Only two of New Zealand's 19 Galaxias species are not endemic.  Inanga G. maculatus is widespread throughout the southern oceans in Tasmania, southeastern and southwestern Australia, South America, and some Pacific Islands.  Koaro G. brevipinnis is found in south eastern Australia and Tasmania.

This is the first indication of a Gondwanan ancestry of galaxiids. The question remains, whether the distribution of galaxiids around the Southern Pacific ocean was by dispersal following the breakup of the Gondwana continent, and separation of the Zealandia continent 80 million years ago; or by vicariance within Gondwana through Antarctica before continental separation.

Dispersal is the migration of an ancestral population across a pre-formed barrier, such as an ocean.

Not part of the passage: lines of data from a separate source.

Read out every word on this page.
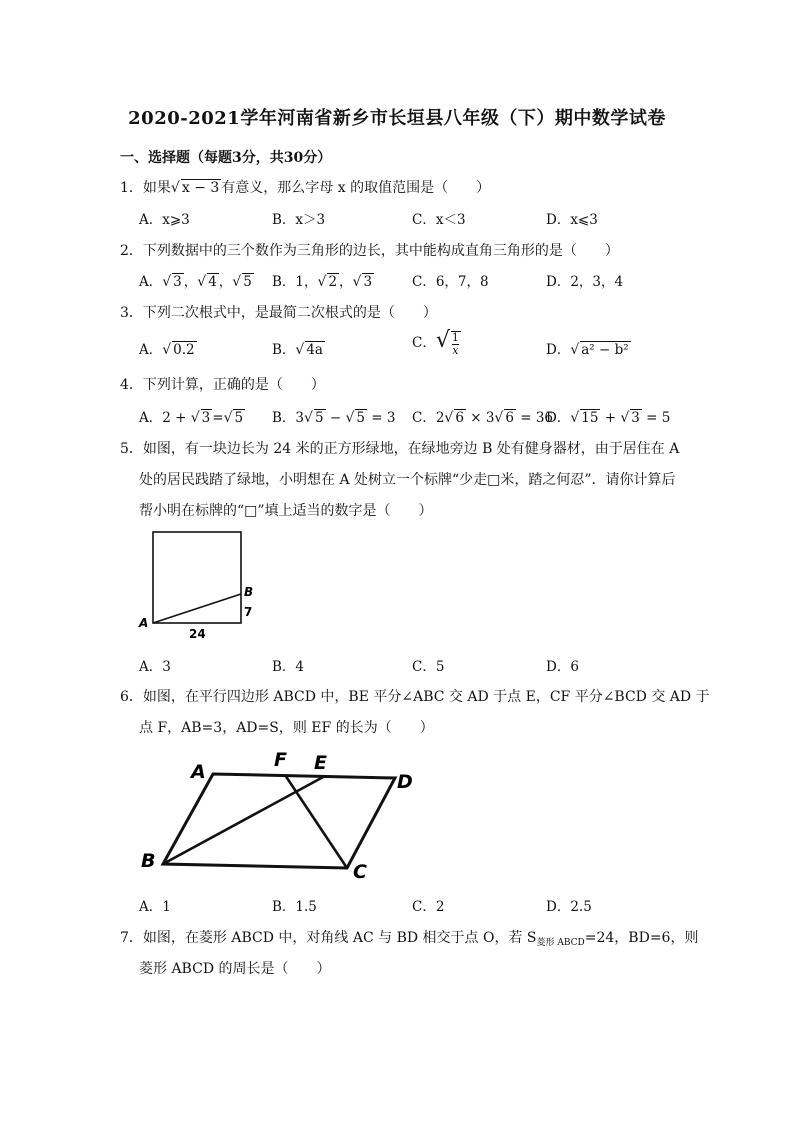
2020-2021学年河南省新乡市长垣县八年级（下）期中数学试卷
一、选择题（每题3分，共30分）
1．如果√ x − 3 有意义，那么字母 x 的取值范围是（　　）
A．x⩾3	B．x＞3	C．x＜3	D．x⩽3
2．下列数据中的三个数作为三角形的边长，其中能构成直角三角形的是（　　）
A．√ 3 ，√ 4 ，√ 5 B．1，√ 2 ，√ 3	C．6，7，8	D．2，3，4
3．下列二次根式中，是最简二次根式的是（　　）
A．√ 0.2	B．√ 4a	C．√ $\frac{1}{x}$	D．√ a² − b²
4．下列计算，正确的是（　　）
A．2 + √ 3 =√ 5 B．3√ 5 − √ 5 = 3 C．2√ 6 × 3√ 6 = 36
D．√ 15 + √ 3 = 5
5．如图，有一块边长为 24 米的正方形绿地，在绿地旁边 B 处有健身器材，由于居住在 A
处的居民践踏了绿地，小明想在 A 处树立一个标牌“少走□米，踏之何忍”．请你计算后
帮小明在标牌的“□”填上适当的数字是（　　）
A
B
7
24
A．3	B．4	C．5	D．6
6．如图，在平行四边形 ABCD 中，BE 平分∠ABC 交 AD 于点 E，CF 平分∠BCD 交 AD 于
点 F，AB=3，AD=S，则 EF 的长为（　　）
A
F E
D
B	C
A．1	B．1.5	C．2	D．2.5
7．如图，在菱形 ABCD 中，对角线 AC 与 BD 相交于点 O，若 $S_{菱形 ABCD}=24$，BD=6，则
菱形 ABCD 的周长是（　　）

Vicariance is the separation of a population by a barrier, which isolates a new population, and in many cases is the initiation of speciation and the evolution of new species.

The linked continents of South America, Antarctica, Australia and New Zealand were an overland dispersal route 130 to 35 million years ago.

Evidence of a vicariant origin of the New Zealand freshwater fauna is provided by a relationship between Galaxiid fish and tiny parasitic larva of the freshwater mussel, genus Hyridella, called a glochidium.

The larva attach to the fish's gills to obtain nutrients and get a free ride.  The minute larval would be washed away in the current without an attachment to the fish.

By coincidence, the mussel family Hyriidae occurs in New Zealand, South America and eastern Australia in the same habitat with galaxiid fishes.

The dispersal of larva to coincide with the galaxiid fish, and evolution of the same relation- ship on different continents, would have been an ecological phenomenon that is hard to imagine.  It is easier to accept vicariant separation of populations, when the larva and fish were associated before Gondwana broke up.

An ancient ancestry, Gondwana origin, and vicariant origin of New Zealand freshwater fauna further revolves around the only two species of freshwater crayfish Paranephrops planifrons and P. zealandicus.  Crayfish relatives in the Parastacidae family in Australia (yabby), and South America are thought to be of Gondwanan origin.

Another coincidence is a relation-ship between flatworms of the genus Temnocephala that attach to the claws of koura.  They only live on a host.

Temnocephala have the same relationship with freshwater crayfish in Australia, and other relatives attach themselves to various hosts, including snails, crayfish and turtles in Brazil, Chile, Argentina, Uruguay, Indonesia and New Guinea.